Somos criaturas difíciles y terriblemente vulnerables, lo que hace que sea peligroso moralizar. Francia ha ofrecido la ciudadanía a un empleado de una tienda de abarrotes de Mali que salvó a algunos compradores de los disparos terroristas. Puede elogiar ese gesto como un signo de reconocimiento generoso o tomarlo como una burla opresiva que le dice a los inmigrantes: usted puede ser uno de nosotros cuando salve mi vida. Vale la pena señalar que los romanos liberaron a los esclavos que salvaron la vida de su amo, y que a veces mataron a toda una familia si no lo hacían.

Los humanos han estado migrando con felices y terribles consecuencias desde que hicimos una excursión desde África hacia atrás. El temor a la escasez y el poder de dominación pueden hacer que los cambios en la población sean desgarradores, ya que la inmigración se encuentra hoy en algunos lugares de Europa y EE. UU. Ama a tu prójimo, dice el libro. O como diría ese griego, conoce a tu prójimo como a ti mismo.

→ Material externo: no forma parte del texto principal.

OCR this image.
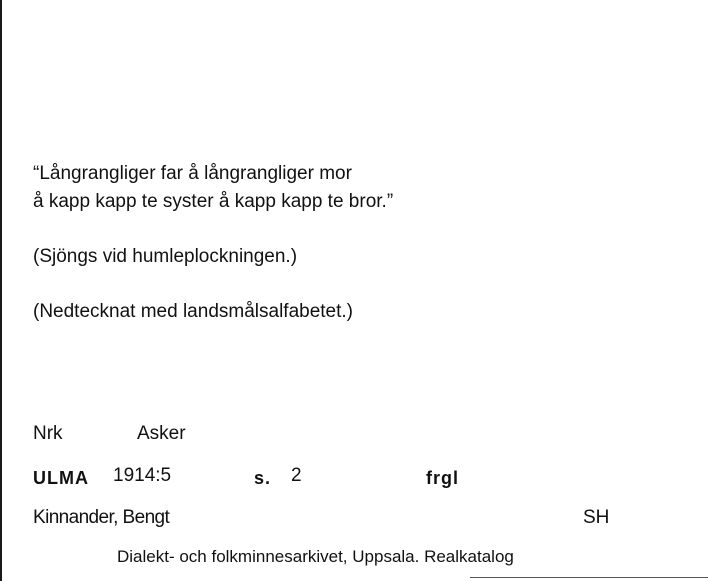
“Långrangliger far å långrangliger mor
å kapp kapp te syster å kapp kapp te bror.”
(Sjöngs vid humleplockningen.)
(Nedtecknat med landsmålsalfabetet.)
Nrk	Asker
ULMA 1914:5	s. 2	frgl
Kinnander, Bengt	SH
Dialekt- och folkminnesarkivet, Uppsala. Realkatalog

Recursos utilizados en este ensayo:

Ernest Becker, Escape from Evil

Elias Canetti, multitudes y poder

GRElliott, el poder de la sátira

Kirby Farrell, La psicología del abandono

1. Tom Engelhardt, "(Más) portando armas en América" ​​(1.11.15). Los estadounidenses están "estadísticamente en menos peligro de morir a causa de un ataque terrorista que cuando los niños pequeños te disparan". Tienes 2,059 veces más probabilidades de matarte a tiros que morir en un ataque terrorista en cualquier lugar de la Tierra. "También tienes más de nueve veces la probabilidad de ser asesinado por un policía que por un terrorista".